When you are going through a traffic light, there is a point of no return. There are bound to be instances that make you wonder whether or not you ran a red light and got caught by the camera.
Continue reading to find out everything you need to know about red light cameras and how to know if one caught you.
How Red Light Cameras Work
Red light cameras help catch vehicles that run red lights by snapping photographs of them as they pass through the intersection. That sounds simple enough, right? But, the thing is, the cameras aren’t actually what tracks your car.
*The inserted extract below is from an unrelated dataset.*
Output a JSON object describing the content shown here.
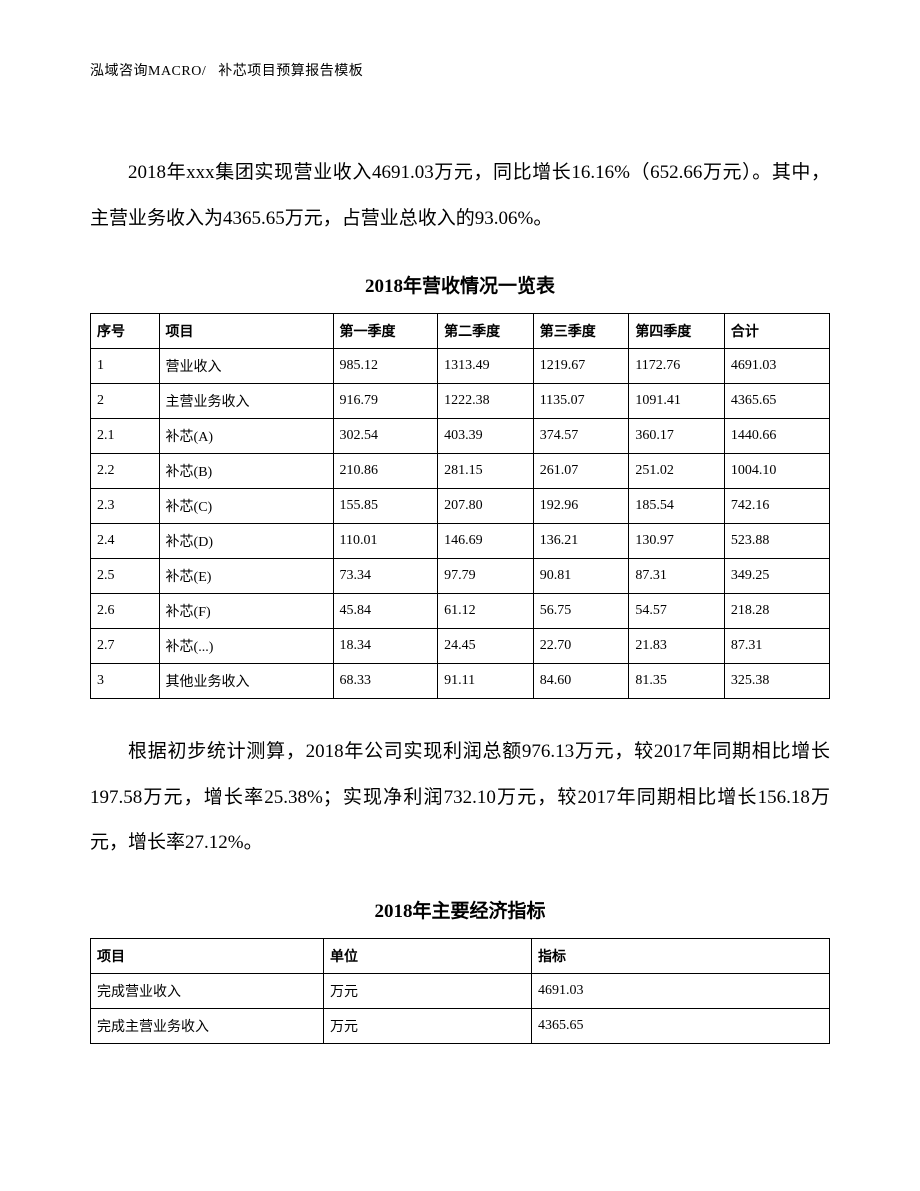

Contrary to what you might think, these cameras aren’t snapping pictures of vehicles all day and night. There are actually sensors installed in the road that does the tracking by triggering the camera to photograph your vehicle when you drive into the intersection and pass the stop line.
How the cameras photograph vehicles vary from state to state, Jeff Westover, a former Washington state police officer and owner of several 911 Driving Schools in Washington, told Reader’s Digest.
“Washington state law prohibits a picture or video of the face of the driver, so the violations recorded in Washington state are all of the rear of the vehicle,” Westover said. However, “other states may differ and have a view of the driver of the vehicle.”
How To Spot a Red Light Camera
To avoid getting caught in the first place, you need to learn how to spot red light cameras. The first thing to look for is a flash. “Most red-light cameras flash even during the day. This feature aims to stop or slow down moving cars,” Continental Camera wrote on its website.
The next thing you need to know is what a red light camera actually looks like — aside from the flash of light. According to an article published by Ticket Snipers, red light cameras come in different sizes and designs, but most of them come in large, square, silver or white boxes with the flash installed beneath the box.
Others have the flash installed inside the box. Still, others may have the camera and flash in the same casing. The more updated versions look similar to CCTV cameras. They are usually installed in silver poles close to the intersection or are attached to existing street light poles.
Another way to spot a red light camera is to look for signs warning you that you’re approaching one. Some municipalities will post these signs at 50 to 500 feet from the signal. Lastly, you’ll want to keep an eye out for extra red lines painted on the street, which serve to let you know that you’ve violated the red light.
DID YOU KNOW?
Red light cameras are not as common as you think. That’s because they are very expensive to install. As a result, most jurisdictions only install them in their most dangerous intersections — in other words, those with a high percentage of crashes due to violations.
In bustling urban areas, 15% or more of traffic lights may have a camera installed. That number is likely not as high as you thought it would be, right?
Get this: There may not even be any red light cameras installed at all in rural areas, which typically don’t have much heavy traffic. You’ll still want to be careful, though, because you never know when an officer may be hiding in an area that’s hard for you to see them but easy for them to spot you.
How To Know You’ve Been Caught by a Red Light Camera
In most cases, you will notice one or several flashes when your vehicle gets photographed. You can miss it, though, if you’re not paying close attention. “This is because the latest cameras use an infra-red flash that can be hard to notice,” Ticket Snipers wrote on its website.
Another way to know you have been caught is when you get a ticket in the mail. “Typically, the Department of Motor Vehicles (DMV) for each state will send a red light camera ticket via postal mail based on the registration information that is associated with the license plate,” David Reischer, Esq., Traffic Law Attorney at LegalAdvice.com, told Reader’s Digest. Still, some municipalities have apps that will contact you via email or text message to inform you of the violation.
Sometimes you can be caught by a red light camera and not be punished for it because the law enforcement officer who reviewed the evidence captured by the system decided to dismiss the violation due to certain circumstances — for example if your car just passed the sensor when the light turned red, but it did not enter the intersection. In this case, you would never even know that you had been caught.
What To Do Once You’ve Been Caught
The first thing to do is review the violation on the printed notice and via the internet (video and still photos will be available). You may be able to arrange a meeting with an officer to review and discuss the evidence. In some cases, you may even be able to arrange a court date for the evidence to be heard.
The next step is to pay the ticket as soon as possible. Once you receive it, you’ll have a limited time in which to pay it. If you don’t, it may get sent to collections. Whatever happens really depends on the laws of the state and jurisdiction in which the violation occurred.
For example, if you were in Florida when the violation occurred, but you’re an out-of-state driver, you might not face the same consequences as local drivers. That’s because Florida doesn’t have the right to suspend licenses issued by other states.
So, what happens if you got a ticket in the mail, but you weren’t the one driving the car? Well, if this is the case in your situation, you would need to notify the proper individual(s) and supply them with the name of the person who was actually behind the wheel at the time the violation occurred.
Depending on where you live, you may need to take additional steps. In Seattle, for example, you would also need to print and return a declaration of non-responsibility — a sworn statement that the vehicle was not in your care, custody or control at the time of the violation — to the Seattle Municipal Court by the due date shown on the notice you received in the mail.